By labeling people phony, Holden is indicating that they are selfish, dishonest people who are primarily concerned with attaining wealth, improving their reputation, or advancing their social status.
Overall, anyone who is insincere, is fake, or has ulterior motives is a phony in Holden's opinion.
Our certified Educators are real professors, teachers, and scholars who use their academic expertise to tackle your toughest questions.
Educators go through a rigorous application process, and every answer they submit is reviewed by our in-house editorial team.
Holden is essentially a walking contradiction and, thus, is the epitome of a phony throughout the novel.
, Holden denounces materialists--the rich, snobby prep-school types like Stadlater, Ernie Morrow, and the headmaster.Another example of Holden's phony behavior takes place on his date with Sally Hayes.Holden continually ridicules Sally for being superficial and shallow, yet tells Sally that he loves her and asks her to move to the country with him.So, he is a self-aware phony even though he does not explicitly denounce his own actions.Educators go through a rigorous application process, and every answer they submit is reviewed by our in-house editorial team.

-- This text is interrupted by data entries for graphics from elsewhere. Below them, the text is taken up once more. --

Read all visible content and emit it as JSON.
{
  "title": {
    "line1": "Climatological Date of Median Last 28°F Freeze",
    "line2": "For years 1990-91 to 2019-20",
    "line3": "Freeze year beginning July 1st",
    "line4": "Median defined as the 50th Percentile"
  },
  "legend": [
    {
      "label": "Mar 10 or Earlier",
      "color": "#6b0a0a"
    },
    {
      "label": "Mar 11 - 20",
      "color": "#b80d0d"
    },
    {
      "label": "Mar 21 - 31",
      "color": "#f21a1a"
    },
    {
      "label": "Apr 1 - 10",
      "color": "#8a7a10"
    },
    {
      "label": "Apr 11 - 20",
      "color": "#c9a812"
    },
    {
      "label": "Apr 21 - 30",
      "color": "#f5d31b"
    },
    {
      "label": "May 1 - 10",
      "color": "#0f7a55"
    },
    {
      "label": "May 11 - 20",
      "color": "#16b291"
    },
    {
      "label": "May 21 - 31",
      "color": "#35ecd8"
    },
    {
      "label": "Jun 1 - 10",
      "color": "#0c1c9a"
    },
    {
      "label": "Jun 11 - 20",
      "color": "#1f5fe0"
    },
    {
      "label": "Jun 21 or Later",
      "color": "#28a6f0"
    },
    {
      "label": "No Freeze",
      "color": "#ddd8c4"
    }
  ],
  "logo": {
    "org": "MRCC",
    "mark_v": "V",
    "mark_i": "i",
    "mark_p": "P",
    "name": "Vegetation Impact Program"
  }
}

According to the standard meaning of the word a phony is someone who is fake.Morrow on the train in the guise of Rudolf Schmidt, the school janitor.But Holden is too immature, too lacking in self-awareness, to realize the irony in all of this.When it comes to money, Holden is a bit of a hypocrite.Sure, he gives money to the nuns, but he also blows through it to go on his runaway adventure, staying in hotels, paying for cab fare, buying drinks in nightclubs.But in Holden's vocabulary, the word "phony" comes to be used indiscriminately to describe anyone he doesn't like. This makes him rebel instinctively against anything that smacks of convention or outward conformity to rules and standards.Fellow students, teachers, actors, the people he sees at the cinema—none of them are true individuals in Holden's eyes; they've all been defined by other people's rules, standards, and expectations. Holden doesn't see himself that way, though of course he does ironically enough behave like a phony himself when he spins a web of outrageous lies to Mrs.